Väter tun sich auch schwer mit Kind und Alltag …
Ob die Vorreiterinnen der Gleichberechtigung sich das so vorgestellt haben? Eigentlich ist das Ziel ja, dass Frauen die gleichen Chancen bekommen wie Männer – gleiches Geld für gleiche Leistung ist nur ein Bestandteil dieser Forderungen. Gleiche Probleme für Männer – das war bestimmt nicht das Ziel.
Inzwischen ist es allgemein bekanntes und akzeptiertes Wissen, dass es für Frauen schwer ist, ihre Kinder, bzw. ihre Familie, und ihren Beruf miteinander zu vereinbaren. Sogar wenn eine Mutter in der glücklichen Lage ist ihre eigene Chefin zu sein oder gar von zu Hause aus arbeiten zu können, gibt es doch immer wieder neue Probleme, die bewältigt werden wollen: Das Kind ist krank, die Mutter sollte eigentlich mit einem Kunden sprechen. Der Kindergarten ist plötzliche geschlossen, die Mutter muss einen wichtigen Auftrag rechtzeitig abliefern.

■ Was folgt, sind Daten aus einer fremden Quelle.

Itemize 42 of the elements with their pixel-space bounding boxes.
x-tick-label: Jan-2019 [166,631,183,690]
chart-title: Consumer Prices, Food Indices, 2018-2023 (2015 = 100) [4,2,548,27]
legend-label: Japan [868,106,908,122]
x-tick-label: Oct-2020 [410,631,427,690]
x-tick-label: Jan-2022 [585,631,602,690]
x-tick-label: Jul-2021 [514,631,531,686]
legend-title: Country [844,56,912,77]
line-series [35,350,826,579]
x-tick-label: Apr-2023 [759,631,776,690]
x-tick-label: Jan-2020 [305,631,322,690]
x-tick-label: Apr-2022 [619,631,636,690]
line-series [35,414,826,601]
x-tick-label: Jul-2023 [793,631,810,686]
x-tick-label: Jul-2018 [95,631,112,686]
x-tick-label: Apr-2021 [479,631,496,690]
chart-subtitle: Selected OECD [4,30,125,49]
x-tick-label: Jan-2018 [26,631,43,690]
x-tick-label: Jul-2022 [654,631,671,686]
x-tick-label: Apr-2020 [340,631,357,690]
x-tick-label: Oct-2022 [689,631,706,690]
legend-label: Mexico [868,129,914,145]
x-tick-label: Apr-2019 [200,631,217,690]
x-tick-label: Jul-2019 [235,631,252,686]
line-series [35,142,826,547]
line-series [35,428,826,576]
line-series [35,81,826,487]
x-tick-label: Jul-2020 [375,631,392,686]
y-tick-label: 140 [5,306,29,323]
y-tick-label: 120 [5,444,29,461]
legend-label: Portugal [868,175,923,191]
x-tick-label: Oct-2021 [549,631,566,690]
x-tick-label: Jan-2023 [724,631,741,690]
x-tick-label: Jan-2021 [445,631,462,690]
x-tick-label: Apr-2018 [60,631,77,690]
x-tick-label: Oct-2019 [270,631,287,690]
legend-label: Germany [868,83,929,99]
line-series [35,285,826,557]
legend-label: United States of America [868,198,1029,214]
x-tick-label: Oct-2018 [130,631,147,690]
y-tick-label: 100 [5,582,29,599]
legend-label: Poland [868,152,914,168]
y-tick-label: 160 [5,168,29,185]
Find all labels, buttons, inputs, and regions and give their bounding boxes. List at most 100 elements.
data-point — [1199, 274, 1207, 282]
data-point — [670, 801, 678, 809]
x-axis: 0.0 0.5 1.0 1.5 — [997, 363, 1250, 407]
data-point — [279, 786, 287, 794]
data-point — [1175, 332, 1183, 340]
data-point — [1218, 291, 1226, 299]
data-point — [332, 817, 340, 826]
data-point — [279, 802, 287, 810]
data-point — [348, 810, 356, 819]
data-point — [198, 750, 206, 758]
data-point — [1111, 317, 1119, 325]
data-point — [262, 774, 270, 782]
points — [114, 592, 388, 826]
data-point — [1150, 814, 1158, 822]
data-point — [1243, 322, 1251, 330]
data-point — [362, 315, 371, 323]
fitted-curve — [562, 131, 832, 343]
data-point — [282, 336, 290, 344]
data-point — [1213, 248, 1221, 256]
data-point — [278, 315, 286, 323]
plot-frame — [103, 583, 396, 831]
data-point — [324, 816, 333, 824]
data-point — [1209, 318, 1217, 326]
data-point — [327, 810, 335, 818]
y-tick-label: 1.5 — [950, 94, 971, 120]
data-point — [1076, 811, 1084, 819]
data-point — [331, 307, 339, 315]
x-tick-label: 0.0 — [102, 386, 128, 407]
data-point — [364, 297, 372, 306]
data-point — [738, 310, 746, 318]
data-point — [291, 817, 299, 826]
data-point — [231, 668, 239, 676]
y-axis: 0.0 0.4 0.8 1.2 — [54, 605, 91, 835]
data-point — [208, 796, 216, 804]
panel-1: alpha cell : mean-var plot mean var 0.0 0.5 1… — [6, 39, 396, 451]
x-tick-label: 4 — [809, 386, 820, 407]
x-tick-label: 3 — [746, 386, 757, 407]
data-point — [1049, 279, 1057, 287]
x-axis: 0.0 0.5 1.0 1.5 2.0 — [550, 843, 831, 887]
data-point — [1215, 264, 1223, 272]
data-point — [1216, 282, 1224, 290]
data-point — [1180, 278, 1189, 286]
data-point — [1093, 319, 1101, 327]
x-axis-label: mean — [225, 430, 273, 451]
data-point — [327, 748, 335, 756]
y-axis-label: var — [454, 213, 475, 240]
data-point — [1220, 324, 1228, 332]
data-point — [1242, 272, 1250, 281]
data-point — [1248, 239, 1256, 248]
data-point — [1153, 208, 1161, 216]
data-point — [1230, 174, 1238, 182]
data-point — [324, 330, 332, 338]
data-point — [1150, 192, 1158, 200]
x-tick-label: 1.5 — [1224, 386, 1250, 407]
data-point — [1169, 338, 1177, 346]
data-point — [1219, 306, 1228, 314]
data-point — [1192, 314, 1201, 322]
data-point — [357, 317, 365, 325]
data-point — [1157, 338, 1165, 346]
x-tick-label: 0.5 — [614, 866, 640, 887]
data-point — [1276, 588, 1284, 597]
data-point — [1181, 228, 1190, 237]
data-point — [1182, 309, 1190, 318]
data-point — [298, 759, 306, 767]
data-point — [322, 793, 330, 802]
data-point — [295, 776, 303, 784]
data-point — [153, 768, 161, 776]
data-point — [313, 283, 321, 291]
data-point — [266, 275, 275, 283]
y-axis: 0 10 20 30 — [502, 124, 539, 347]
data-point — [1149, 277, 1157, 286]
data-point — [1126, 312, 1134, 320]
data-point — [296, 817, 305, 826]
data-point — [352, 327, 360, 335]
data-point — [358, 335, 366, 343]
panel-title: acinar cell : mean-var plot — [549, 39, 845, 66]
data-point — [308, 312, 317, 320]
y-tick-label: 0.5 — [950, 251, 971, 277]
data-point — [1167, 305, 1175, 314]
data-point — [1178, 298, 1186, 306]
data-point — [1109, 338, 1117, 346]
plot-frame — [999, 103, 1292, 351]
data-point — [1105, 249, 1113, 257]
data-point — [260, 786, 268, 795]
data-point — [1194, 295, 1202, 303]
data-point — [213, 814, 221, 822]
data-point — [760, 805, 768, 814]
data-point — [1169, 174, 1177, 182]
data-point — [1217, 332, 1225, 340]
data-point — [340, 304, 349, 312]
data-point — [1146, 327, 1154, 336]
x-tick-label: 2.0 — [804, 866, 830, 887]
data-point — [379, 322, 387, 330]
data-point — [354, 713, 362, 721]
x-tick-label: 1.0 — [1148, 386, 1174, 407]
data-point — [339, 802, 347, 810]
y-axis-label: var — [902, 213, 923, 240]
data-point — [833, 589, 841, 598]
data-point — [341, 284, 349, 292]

Väter sind da fein raus: Entweder sie arbeiten ganz normal weiter und müssen sich dafür zu Hause um nichts kümmern, oder sie nehmen Elternzeit, genießen es ihre Kinder aufwachsen zu sehen und stehen auch noch da wie Helden, weil sie immer noch die Ausnahme sind. So sollte man zumindest meinen.
Es ist aber so, dass Männer genauso große Probleme wie Frauen haben, wenn es um die Vereinbarkeit von Beruf und Familie geht. Oft werden ihnen Knüppel zwischen die Beine geworfen, wenn sie in Elternzeit gehen wollen. Zwei Monate werden noch jedem “genehmigt” – schließlich gibt es dadurch mehr Geld, das kann jeder Arbeitgeber nachvollziehen. Wenn Väter ihre Arbeit aber länger unterbrechen wollen, fangen die Probleme erst an.
Das Problem ist zwar noch jung, aber wohl doch schon so wichtig, dass sich Akademiker damit beschäftigen (klar, jetzt ist es ja ein Männerproblem, und nicht ein so albernes Frauenproblemchen!). Zumindest halten jetzt schon Wissenschaftler Vorträge darüber, was man tun könne, damit Mann sich besser auf die Familie konzentrieren kann.
Ist das übertrieben? Oder sollte man nicht vielmehr nach Wegen suchen, wie Eltern generell Familie und Erwerbstätigkeit vereinen können? Muss das wirklich in “Väter” und “Mütter” aufgespalten werden?